Qantas Airways may not place an order for planes capable of non-stop London-Sydney flights until early next year, the airline’s chief executive said on Friday after a 19 hour, 19 minute test flight landed in Australia’s biggest city.
Alan Joyce said he saw a “double sunrise” as a passenger aboard the second of three research flights being conducted to help the Australian airline decide on whether to order planes for what would be the world’s longest commercial route.
The intention is to make a decision by the end of the year based on considerations such as aircraft price, seating configuration and a pay agreement with pilots, Joyce said after his return to Sydney.
“An order could follow into early next year,” he told reporters.
Alan Joyce and flight crew had disembarked the Boeing 787-9 Dreamliner as the plane landed at Sydney airport on Friday. Australia’s national carrier Qantas has completed a 19-and-a-half hour non-stop flight from London to Sydney, part of a series of tests to assess the effects of very long-haul flights.
Qantas has named the ultra long-haul project “Project Sunrise” after the airline’s double-sunrise endurance flights during World War Two.
The plane on the London-Sydney research flight, a Boeing 787 Dreamliner, carried 50 passengers and had fuel remaining for roughly another 1 hour 45 minutes of flight time when it landed.
Qantas has been considering an order for either an ultra-long range version of Airbus’ A350-1000 or the Boeing Co 777-8, although the latter plane’s entry into service has been delayed and so Boeing has put together an alternative offer to deal with that.
Captain Helen Trenerry, who led the test flight, said before takeoff on Wednesday that research data including activity monitoring, sleep diaries, cognitive testing and monitoring of melatonin levels would help determine whether the crew mix of one captain, one first officer and two second officers was appropriate or if more experience was needed.
“They will be very, very long flights and fatiguing over the long term,” she said, adding she would like to see regulations in place to limit the trips to around one a month for pilots.
After the flight on Friday she told reporters she would “absolutely” do the flight again but “I don’t know about often”. If Qantas goes ahead, the route would be launched in 2023.
Mark Sedgwick, the president of the Australian and International Pilots Association representing Qantas pilots, said more research would be needed to inform broader fatigue-management plans.
Ultra-long range flights would be a game-changing opportunity for Qantas as it looks to capture a premium from travellers in return for cutting out a stop-over, Citi analysts said in a note to clients published in July.

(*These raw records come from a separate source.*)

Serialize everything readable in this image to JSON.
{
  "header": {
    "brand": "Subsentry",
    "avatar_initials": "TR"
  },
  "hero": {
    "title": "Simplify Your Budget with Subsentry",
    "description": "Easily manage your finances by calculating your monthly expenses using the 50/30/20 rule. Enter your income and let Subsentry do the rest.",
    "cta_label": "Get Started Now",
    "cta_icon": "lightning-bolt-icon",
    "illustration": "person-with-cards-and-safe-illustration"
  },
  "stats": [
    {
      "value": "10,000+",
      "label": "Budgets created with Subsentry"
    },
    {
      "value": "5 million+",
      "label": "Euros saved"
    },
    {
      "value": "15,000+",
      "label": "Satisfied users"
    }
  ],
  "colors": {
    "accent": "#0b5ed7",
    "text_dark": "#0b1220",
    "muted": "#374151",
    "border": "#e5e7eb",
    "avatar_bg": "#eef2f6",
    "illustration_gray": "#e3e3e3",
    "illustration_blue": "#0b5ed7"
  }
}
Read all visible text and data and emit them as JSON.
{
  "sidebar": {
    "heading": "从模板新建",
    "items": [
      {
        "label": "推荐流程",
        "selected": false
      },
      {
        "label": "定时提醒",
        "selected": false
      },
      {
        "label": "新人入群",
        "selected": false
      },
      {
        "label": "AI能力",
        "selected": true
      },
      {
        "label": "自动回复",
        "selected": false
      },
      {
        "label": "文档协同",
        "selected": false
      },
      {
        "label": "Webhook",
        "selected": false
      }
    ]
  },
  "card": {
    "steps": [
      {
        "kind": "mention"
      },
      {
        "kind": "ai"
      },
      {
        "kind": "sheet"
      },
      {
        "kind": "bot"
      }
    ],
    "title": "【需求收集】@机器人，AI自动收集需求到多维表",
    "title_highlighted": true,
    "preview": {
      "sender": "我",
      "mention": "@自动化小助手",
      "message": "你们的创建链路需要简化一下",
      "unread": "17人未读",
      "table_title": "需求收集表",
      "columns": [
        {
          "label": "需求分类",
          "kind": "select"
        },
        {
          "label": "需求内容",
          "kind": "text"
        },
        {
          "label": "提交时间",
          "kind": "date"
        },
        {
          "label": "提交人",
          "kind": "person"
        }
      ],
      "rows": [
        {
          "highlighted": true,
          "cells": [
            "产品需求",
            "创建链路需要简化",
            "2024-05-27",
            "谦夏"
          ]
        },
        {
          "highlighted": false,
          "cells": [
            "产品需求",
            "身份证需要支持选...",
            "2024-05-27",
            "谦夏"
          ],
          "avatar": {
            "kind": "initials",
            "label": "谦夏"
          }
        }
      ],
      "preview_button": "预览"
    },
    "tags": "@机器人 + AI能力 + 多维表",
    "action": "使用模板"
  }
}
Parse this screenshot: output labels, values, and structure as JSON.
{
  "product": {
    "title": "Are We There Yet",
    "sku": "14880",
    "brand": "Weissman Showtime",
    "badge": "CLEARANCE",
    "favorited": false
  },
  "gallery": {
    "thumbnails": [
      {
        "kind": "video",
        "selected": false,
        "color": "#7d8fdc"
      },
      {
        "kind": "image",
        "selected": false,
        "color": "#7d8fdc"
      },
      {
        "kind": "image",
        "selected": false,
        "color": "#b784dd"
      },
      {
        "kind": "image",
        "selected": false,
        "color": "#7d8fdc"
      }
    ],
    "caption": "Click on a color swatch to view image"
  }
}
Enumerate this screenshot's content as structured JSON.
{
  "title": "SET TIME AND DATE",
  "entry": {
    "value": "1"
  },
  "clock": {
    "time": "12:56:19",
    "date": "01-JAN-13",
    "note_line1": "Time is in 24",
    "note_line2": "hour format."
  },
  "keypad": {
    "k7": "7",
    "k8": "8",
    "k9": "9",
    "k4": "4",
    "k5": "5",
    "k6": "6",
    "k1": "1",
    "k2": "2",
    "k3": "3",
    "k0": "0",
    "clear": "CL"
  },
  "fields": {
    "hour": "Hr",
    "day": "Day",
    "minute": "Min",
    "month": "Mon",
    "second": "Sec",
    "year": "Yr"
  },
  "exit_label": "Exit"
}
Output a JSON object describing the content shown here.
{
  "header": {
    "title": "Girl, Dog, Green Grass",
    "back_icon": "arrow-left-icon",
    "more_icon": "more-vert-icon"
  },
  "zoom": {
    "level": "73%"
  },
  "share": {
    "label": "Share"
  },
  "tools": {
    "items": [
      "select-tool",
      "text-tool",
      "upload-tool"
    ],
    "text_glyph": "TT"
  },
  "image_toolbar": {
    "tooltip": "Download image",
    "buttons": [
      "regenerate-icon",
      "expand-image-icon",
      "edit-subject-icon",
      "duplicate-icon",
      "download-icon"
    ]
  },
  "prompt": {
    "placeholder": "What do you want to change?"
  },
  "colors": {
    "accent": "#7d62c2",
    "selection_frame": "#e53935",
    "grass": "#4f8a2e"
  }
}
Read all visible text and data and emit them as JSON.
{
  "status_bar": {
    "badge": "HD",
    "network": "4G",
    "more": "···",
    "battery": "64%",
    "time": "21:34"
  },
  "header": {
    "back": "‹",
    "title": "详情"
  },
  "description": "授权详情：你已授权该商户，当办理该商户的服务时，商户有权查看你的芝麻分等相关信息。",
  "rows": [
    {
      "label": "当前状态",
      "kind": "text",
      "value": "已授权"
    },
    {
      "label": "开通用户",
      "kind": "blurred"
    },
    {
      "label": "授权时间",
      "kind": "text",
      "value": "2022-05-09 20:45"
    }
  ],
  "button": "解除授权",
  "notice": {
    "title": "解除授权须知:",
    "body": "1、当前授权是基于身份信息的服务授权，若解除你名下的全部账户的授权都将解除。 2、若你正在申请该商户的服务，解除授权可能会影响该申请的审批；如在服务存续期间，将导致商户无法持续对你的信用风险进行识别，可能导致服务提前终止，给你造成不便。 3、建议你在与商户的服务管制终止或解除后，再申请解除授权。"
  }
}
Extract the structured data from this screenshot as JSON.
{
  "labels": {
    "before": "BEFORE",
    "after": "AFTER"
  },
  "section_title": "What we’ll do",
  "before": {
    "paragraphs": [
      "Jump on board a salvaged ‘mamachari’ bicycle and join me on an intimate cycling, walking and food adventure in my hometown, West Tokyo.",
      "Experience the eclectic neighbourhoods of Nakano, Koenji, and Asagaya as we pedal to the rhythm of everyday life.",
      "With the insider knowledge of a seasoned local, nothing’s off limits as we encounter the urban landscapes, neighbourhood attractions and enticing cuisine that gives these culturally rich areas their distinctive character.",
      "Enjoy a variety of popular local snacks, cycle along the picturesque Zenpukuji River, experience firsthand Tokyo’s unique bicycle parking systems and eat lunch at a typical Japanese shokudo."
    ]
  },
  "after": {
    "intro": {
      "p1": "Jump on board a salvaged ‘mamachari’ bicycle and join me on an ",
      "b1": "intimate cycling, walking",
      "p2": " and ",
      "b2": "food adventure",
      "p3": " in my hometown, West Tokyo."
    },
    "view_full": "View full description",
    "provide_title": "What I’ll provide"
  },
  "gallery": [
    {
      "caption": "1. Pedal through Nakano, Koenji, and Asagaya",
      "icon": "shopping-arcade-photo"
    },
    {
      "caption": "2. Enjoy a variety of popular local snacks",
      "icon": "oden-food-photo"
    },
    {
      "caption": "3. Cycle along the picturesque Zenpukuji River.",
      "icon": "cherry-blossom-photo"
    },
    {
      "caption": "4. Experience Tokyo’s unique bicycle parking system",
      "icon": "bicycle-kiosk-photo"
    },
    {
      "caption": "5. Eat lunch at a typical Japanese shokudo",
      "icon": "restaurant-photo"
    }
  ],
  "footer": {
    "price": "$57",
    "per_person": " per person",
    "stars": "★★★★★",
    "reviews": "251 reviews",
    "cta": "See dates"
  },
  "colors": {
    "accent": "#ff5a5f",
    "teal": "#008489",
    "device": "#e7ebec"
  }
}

They forecast non-stop flights from Sydney to London and New York could add A$180 million ($123.4 million) annually to the carrier’s profit before tax, which was A$1.3 billion in the financial year ended June 30.
Qantas is due to hold an investor briefing on Tuesday where it could provide guidance on future capital spending plans.
The airline needs to get pilots to agree on contract terms and a sign-off from Australia’s aviation regulator to launch the flights by 2023.
Qantas on Monday pledged to slash its carbon emissions to net zero by 2050, joining British Airways owner IAG as the industry’s response to climate change activists gathers momentum.
“We’re doing this because it’s the responsible thing to do,” Alan Joyce said in a statement, calling climate change concerns “real”. IAG last month became the first major airline group to make the net zero by 2050 commitment, leading the way amid intense pressure from climate change activists such as Extinction Rebellion and teenager Greta Thunberg.
The high-profile debate has spurred increasing numbers of environmentally conscious travellers and investors, putting pressure on the aviation industry.
The broader industry has committed to halving emissions by 2050 compared to 2005 levels.
Qantas said it was looking to cap net emissions at 2020 levels and will invest A$50 million ($34.3 million) over 10 years to develop sustainable fuel to help lower carbon emissions by 80% compared with traditional jet fuel.
Australia’s national carrier has already experimented by flying a plane from Los Angeles to Melbourne using mustard seed biofuel.
“So we know the technology’s possible,” Joyce told Australian Broadcasting Corporation. “It’s to actually do it commercially and to do it on scale and not impact the other environmental concerns like taking away from food crops or increasing the cost of food crops. That’s why it’ll take some time to get there.”